DEAR AMY: This is perhaps one of the toughest questions I have ever received. You both want a house, but your income is clearly much too low to qualify for a conventional mortgage.

There are programs and organizations out there that can assist. Go to your favorite Internet search engine and type in "low income housing" and also "affordable housing," and you will find a number of Web sites such as the Department of Housing and Urban Development (HUD) that should provide you with some basic information.

I would also talk to the housing specialists in your city, county and state. Most governments are not only anxious but committed to assisting people in your income bracket get that "roof over your head." They often have properties that they have identified, as well as lenders who can assist you.

You should also consider contacting the U.S. senator or congressperson representing your district and ask that person to give you some information.

As I said, there’s a lot of information out there, and your Web search will start you on your way.

Just be careful not to extend yourself.

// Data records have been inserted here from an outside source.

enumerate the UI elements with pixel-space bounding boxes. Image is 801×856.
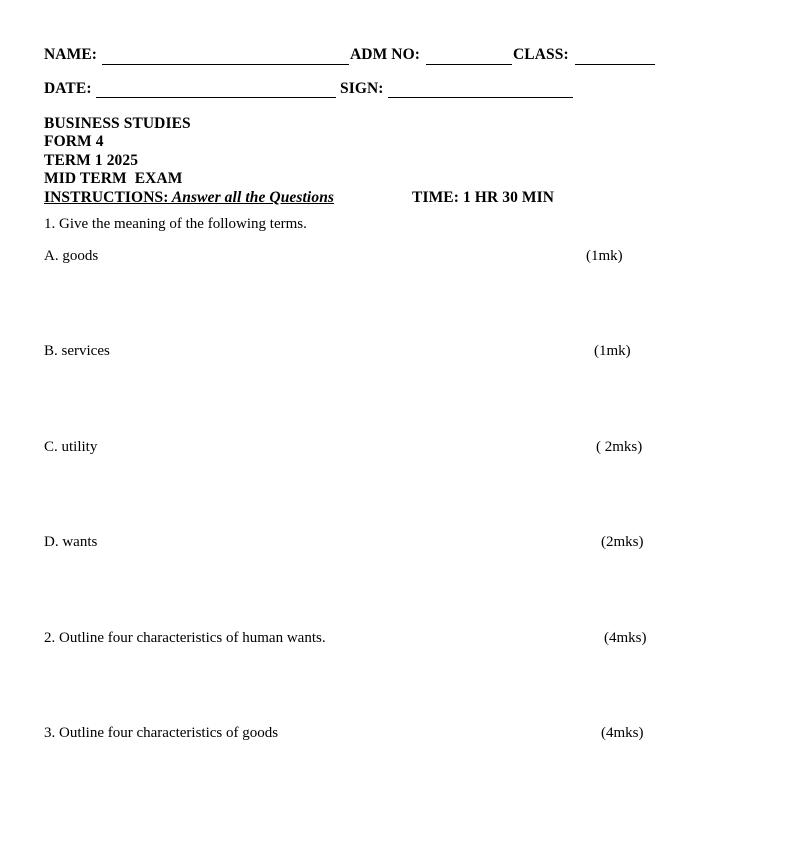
date-field[interactable] — [96, 97, 336, 98]
date-label: DATE: — [44, 80, 92, 97]
question-1c-text: C. utility — [44, 439, 98, 455]
question-1b-marks: (1mk) — [594, 343, 631, 359]
instructions-text: Answer all the Questions — [168, 189, 335, 206]
question-3-text: 3. Outline four characteristics of goods — [44, 725, 279, 741]
question-2-marks: (4mks) — [604, 630, 647, 646]
question-1a-text: A. goods — [44, 248, 99, 264]
instructions-label: INSTRUCTIONS: — [44, 189, 169, 206]
class-field[interactable] — [575, 64, 655, 65]
question-1d-marks: (2mks) — [601, 534, 644, 550]
adm-no-field[interactable] — [426, 64, 512, 65]
time-allowed: TIME: 1 HR 30 MIN — [412, 189, 555, 206]
sign-field[interactable] — [388, 97, 573, 98]
question-3-marks: (4mks) — [601, 725, 644, 741]
exam-type-line: MID TERM EXAM — [44, 170, 183, 187]
name-label: NAME: — [44, 46, 98, 63]
question-1a-marks: (1mk) — [586, 248, 623, 264]
class-label: CLASS: — [513, 46, 569, 63]
question-2-text: 2. Outline four characteristics of human wants. — [44, 630, 326, 646]
subject-title: BUSINESS STUDIES — [44, 115, 191, 132]
instructions-line — [44, 189, 334, 207]
question-1c-marks: ( 2mks) — [596, 439, 643, 455]
adm-no-label: ADM NO: — [350, 46, 421, 63]
question-1d-text: D. wants — [44, 534, 98, 550]
form-line: FORM 4 — [44, 133, 104, 150]
question-1b-text: B. services — [44, 343, 110, 359]
sign-label: SIGN: — [340, 80, 384, 97]
question-1-stem: 1. Give the meaning of the following terms. — [44, 216, 307, 232]
term-line: TERM 1 2025 — [44, 152, 139, 169]
name-field[interactable] — [102, 64, 349, 65]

Make sure that you can afford the monthly payments, and before you sign up for any property, have a lender provide you with the approximate total costs of any mortgage loan that you may get.

DEAR BENNY: My partner and I are considering buying a condo in Jersey City, N.J. Our agent tells us that prices haven’t really gone down in the area, and that they’ve actually gone up. We found this one place we liked, but are a little unsure about buying right now with the financial markets being so volatile. However, we are very eager to take advantage of the current state of the real estate market. Do you think we should wait a few months until the credit crisis subsides and Congress gets its act together? –D.M.

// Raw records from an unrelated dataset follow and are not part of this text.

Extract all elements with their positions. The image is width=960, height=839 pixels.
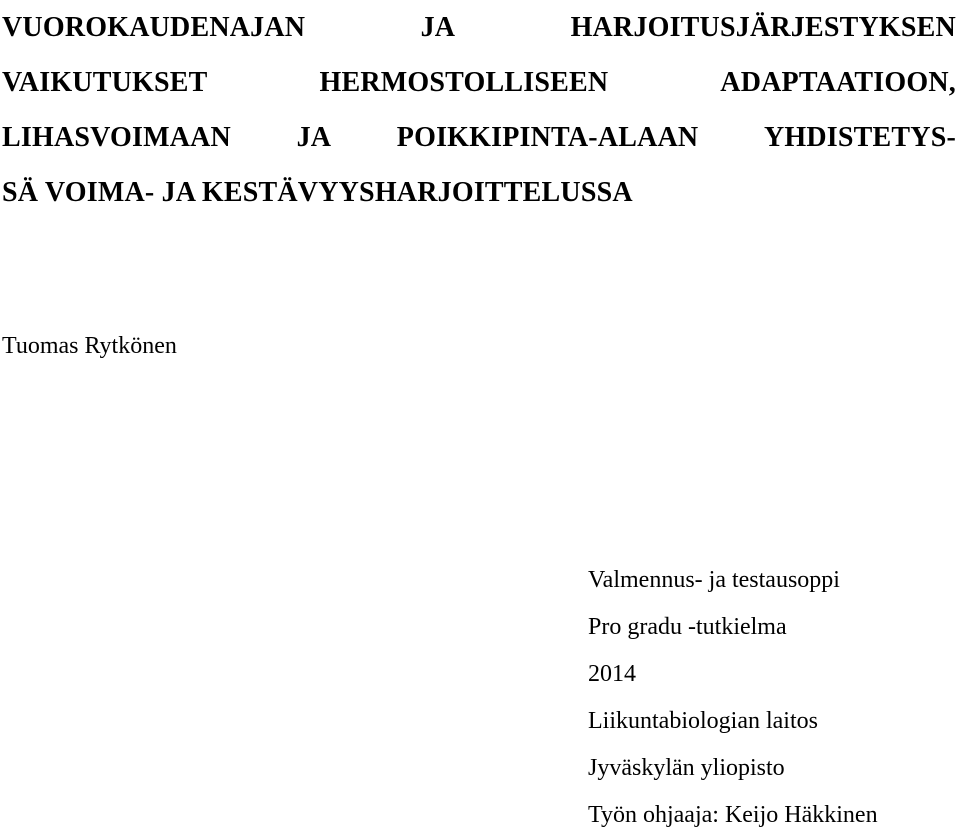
year-line: 2014 (588, 661, 636, 687)
title-word: VUOROKAUDENAJAN (2, 12, 306, 43)
subject-line: Valmennus- ja testausoppi (588, 567, 840, 593)
title-word: ADAPTAATIOON, (720, 67, 956, 98)
title-line-2 (2, 55, 956, 110)
supervisor-line: Työn ohjaaja: Keijo Häkkinen (588, 802, 878, 828)
title-word: LIHASVOIMAAN (2, 122, 231, 153)
author-name: Tuomas Rytkönen (2, 333, 177, 359)
title-word: VAIKUTUKSET (2, 67, 208, 98)
title-word: JA (420, 12, 456, 43)
title-word: HERMOSTOLLISEEN (319, 67, 609, 98)
title-word: JA (296, 122, 332, 153)
title-line-1 (2, 0, 956, 55)
title-word: POIKKIPINTA-ALAAN (396, 122, 699, 153)
department-line: Liikuntabiologian laitos (588, 708, 818, 734)
title-line-4: SÄ VOIMA- JA KESTÄVYYSHARJOITTELUSSA (2, 177, 633, 208)
thesis-type-line: Pro gradu -tutkielma (588, 614, 787, 640)
title-word: HARJOITUSJÄRJESTYKSEN (570, 12, 956, 43)
title-word: YHDISTETYS- (763, 122, 956, 153)
thesis-title (2, 0, 956, 220)
thesis-info (588, 557, 878, 839)
title-line-3 (2, 110, 956, 165)
university-line: Jyväskylän yliopisto (588, 755, 785, 781)
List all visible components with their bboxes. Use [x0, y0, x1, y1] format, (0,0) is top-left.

DEAR D.M.: The two crystal balls on my desk cracked about a year ago, and are now totally useless. Your guess is as good as mine. And although the bailout bill is now law, only time will tell what its impact will be on home buyers.

Keep in mind that if things do get better, that means the interest rates and home prices may very well both go up.

You and your partner found a place you like, and which apparently you can afford. My advice: Go for it — don’t wait. Obviously, you have the right to negotiate the purchase price, and despite what the broker is telling you about the market conditions in your area, the seller may be willing to drop the price somewhat. And if you can offer to close on the property quickly, that will be an incentive for the seller to lower the asking price.

I learned years ago that one should not buy a house based on its investment capabilities, but rather on whether this is the place you want to live for a period of time. Obviously, if the property increases in value, more power to you. But you like the house, so go ahead and buy it.

DEAR BENNY: We are 76 and 78 and because of circumstances we had to file bankruptcy. We have our home, but still have a mortgage. Should we start paying down the mortgage so our payments are lower? Bankruptcy has been discharged. When can we sell our home? –Norma

DEAR NORMA: Now that you are out of bankruptcy, you are free to sell your home at any time.

Unfortunately, if you start paying more than the required monthly mortgage payment, this will not lower your monthly payments. But in my opinion, it is always a good idea to make larger monthly payments, because you will pay off your mortgage faster. More money goes to principal rather than to interest. But most loan documents I have reviewed specifically state that you cannot lower your monthly payments just because you pay more each month.

Because you plan to sell the house, I see no reason to make larger monthly payments. When you sell, your mortgage will be paid off and you will get the rest of the sales price (called "equity"). Why use your money to pay down the loan now? Keep the extra money and enjoy using it.